In 1967, two prestigious academics wrote an article in which they took a look at condemnation practices in Nassau County, New York. They found that the facts were every bit as bad and at times worse than the evidence revealed in those congressional hearings. Property owners were routinely being offered “compensation” that was less than the condemnor’s own appraisals. Curtis J. Berger and Patrick J. Rohan, The Nassau County Study: An Empirical Look Into the Practices of Condemnation, 67 Columbia Law Review 430 (1967).
There followed a number of other academic writings on the subject of “just” compensation, all agreeing that under what passes for eminent domain law, condemnees are routinely undercompensated. But hard data like Berger’s and Rohan’s have been hard to come by. Nonetheless, some investigative newspaper reporters looked from time to time into the realities of compensation in eminent domain and reached the same conclusions.
A 1999 study by the Salt Lake Tribune indicated that of the Utah property owners who rejected condemnor offers and insisted on valuation trials to establish their compensation, 80% recovered more in court than the condemnor’s offers, with the average increase averaging 40% over those offers. Ray Rivera, UDOT: Fair Deals or Land Grabs? Salt Lake Tribune, Oct. 24, 1999, at p. A1, Ray Rivera and Dan Harrie, UDOT Appraisals Lose in Court, Salt Lake Tribune, Oct. 24, 1999, at p. 1A.
Then there was the Minneapolis study by Dan Browning, MnDOT’s Tactics Squeeze Landowners, Minneapolis Star Tribune, Sep. 21, 2003, at page 1A. “The Star Tribune analyzed MnDOT’s computer records showing more than 1,200 cases since the late 1980s in which disagreements over land value were decided by court- appointed commissions. In two-thirds of those cases, the commission determined that property owners deserved at least 20% more money than MnDOT first offered. In a third of the cases, the award was at least double [MnDOT’s offer].” * * * “When Minnesota property owners refuse MnDOT’s purchase price, they can appeal to a commission appointed by the court to determine the value.

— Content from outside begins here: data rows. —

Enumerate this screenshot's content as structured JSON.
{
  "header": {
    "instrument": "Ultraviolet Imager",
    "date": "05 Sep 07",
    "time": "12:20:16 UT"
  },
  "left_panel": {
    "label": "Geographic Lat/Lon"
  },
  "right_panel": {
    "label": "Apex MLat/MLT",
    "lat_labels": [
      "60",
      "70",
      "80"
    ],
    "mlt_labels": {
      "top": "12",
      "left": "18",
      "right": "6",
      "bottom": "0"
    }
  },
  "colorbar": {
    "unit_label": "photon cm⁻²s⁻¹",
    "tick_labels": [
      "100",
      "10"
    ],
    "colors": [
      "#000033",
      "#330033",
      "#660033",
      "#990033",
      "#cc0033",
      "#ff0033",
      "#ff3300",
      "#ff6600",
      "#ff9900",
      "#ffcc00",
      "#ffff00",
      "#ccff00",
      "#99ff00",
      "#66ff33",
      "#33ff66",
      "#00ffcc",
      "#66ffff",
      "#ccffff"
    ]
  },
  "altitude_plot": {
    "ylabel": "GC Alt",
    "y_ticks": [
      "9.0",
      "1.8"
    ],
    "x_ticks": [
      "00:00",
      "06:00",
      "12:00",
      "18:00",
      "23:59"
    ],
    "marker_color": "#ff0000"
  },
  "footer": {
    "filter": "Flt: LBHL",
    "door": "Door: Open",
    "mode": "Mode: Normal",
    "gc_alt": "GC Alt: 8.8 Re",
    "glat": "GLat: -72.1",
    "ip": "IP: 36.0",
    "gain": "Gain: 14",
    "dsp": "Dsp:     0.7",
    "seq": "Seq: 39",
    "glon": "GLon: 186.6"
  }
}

These commissions often find MnDOT’s offers too low. Here are the results of 847 such cases decided from 1998 to 2003. MnDOT’s appraisals: $78.8 million. Amount paid or pending: $130.5 million.”

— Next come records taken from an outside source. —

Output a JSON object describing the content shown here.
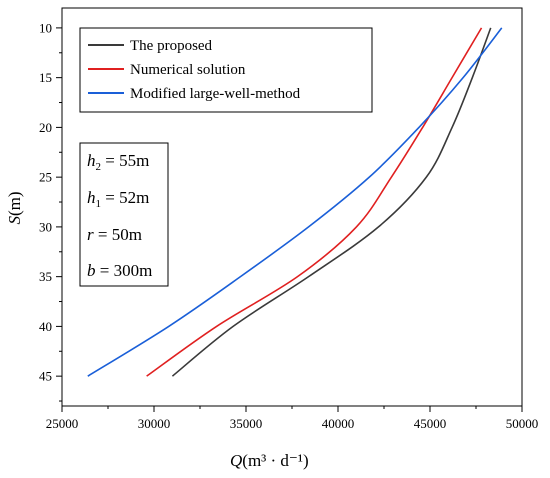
{
  "chart_data": {
    "type": "line",
    "xlabel_var": "Q",
    "xlabel_unit": "(m³ · d⁻¹)",
    "ylabel_var": "S",
    "ylabel_unit": "(m)",
    "xlim": [
      25000,
      50000
    ],
    "ylim": [
      48,
      8
    ],
    "y_inverted": true,
    "grid": false,
    "legend_placement": "top-left",
    "x_ticks": [
      25000,
      30000,
      35000,
      40000,
      45000,
      50000
    ],
    "x_tick_labels": [
      "25000",
      "30000",
      "35000",
      "40000",
      "45000",
      "50000"
    ],
    "y_ticks": [
      10,
      15,
      20,
      25,
      30,
      35,
      40,
      45
    ],
    "y_tick_labels": [
      "10",
      "15",
      "20",
      "25",
      "30",
      "35",
      "40",
      "45"
    ],
    "series": [
      {
        "name": "The proposed",
        "color": "#3a3a3a",
        "points": [
          [
            48300,
            10
          ],
          [
            47300,
            15
          ],
          [
            46200,
            20
          ],
          [
            44800,
            25
          ],
          [
            42200,
            30
          ],
          [
            38400,
            35
          ],
          [
            34300,
            40
          ],
          [
            31000,
            45
          ]
        ]
      },
      {
        "name": "Numerical solution",
        "color": "#e02020",
        "points": [
          [
            47800,
            10
          ],
          [
            46200,
            15
          ],
          [
            44600,
            20
          ],
          [
            42900,
            25
          ],
          [
            41000,
            30
          ],
          [
            37800,
            35
          ],
          [
            33400,
            40
          ],
          [
            29600,
            45
          ]
        ]
      },
      {
        "name": "Modified large-well-method",
        "color": "#1a5fd8",
        "points": [
          [
            48900,
            10
          ],
          [
            46800,
            15
          ],
          [
            44400,
            20
          ],
          [
            41700,
            25
          ],
          [
            38400,
            30
          ],
          [
            34700,
            35
          ],
          [
            30800,
            40
          ],
          [
            26400,
            45
          ]
        ]
      }
    ],
    "annotations": [
      {
        "var": "h",
        "sub": "2",
        "text": " = 55m"
      },
      {
        "var": "h",
        "sub": "1",
        "text": " = 52m"
      },
      {
        "var": "r",
        "sub": "",
        "text": " = 50m"
      },
      {
        "var": "b",
        "sub": "",
        "text": " = 300m"
      }
    ]
  }
}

Now, yet another study has been made in Georgia by two professors of planning and business respectively, with similar results. Interestingly, these two gents are not condemnation lawyers and therefore don’t have a dog in this fight. See S. Alan Aycock, CPA, PhD, and Roy T. Black, PhD., J.D., Special Master Bias in Eminent Domain Cases (unpublished paper). The results of their study play a familiar tune. Undercompensation of condemnees is the norm in Georgia, even though the special masters usually award more than the condemnor’s offers. This is no place to go through the entire study which you can get by contacting Roy_black@bus.emory.edu , but its bottom line is that “condemnor appraisals are consistently lower than either the property owner appraisal or the final award.” Aycock and Black found that the average condemnor appraisal was $32,722, the special master award was $51,304, and the final [judicial] award was $177,758 (over five times the condemnor’s offer). The authors concede that this study was based on a small data base and they urge additional studies using a larger data base. But even so, these results are consistent with the results of earlier studies mentioned above. As those dead old Englishmen used to say, res ipsa loquitur — they speak for themselves.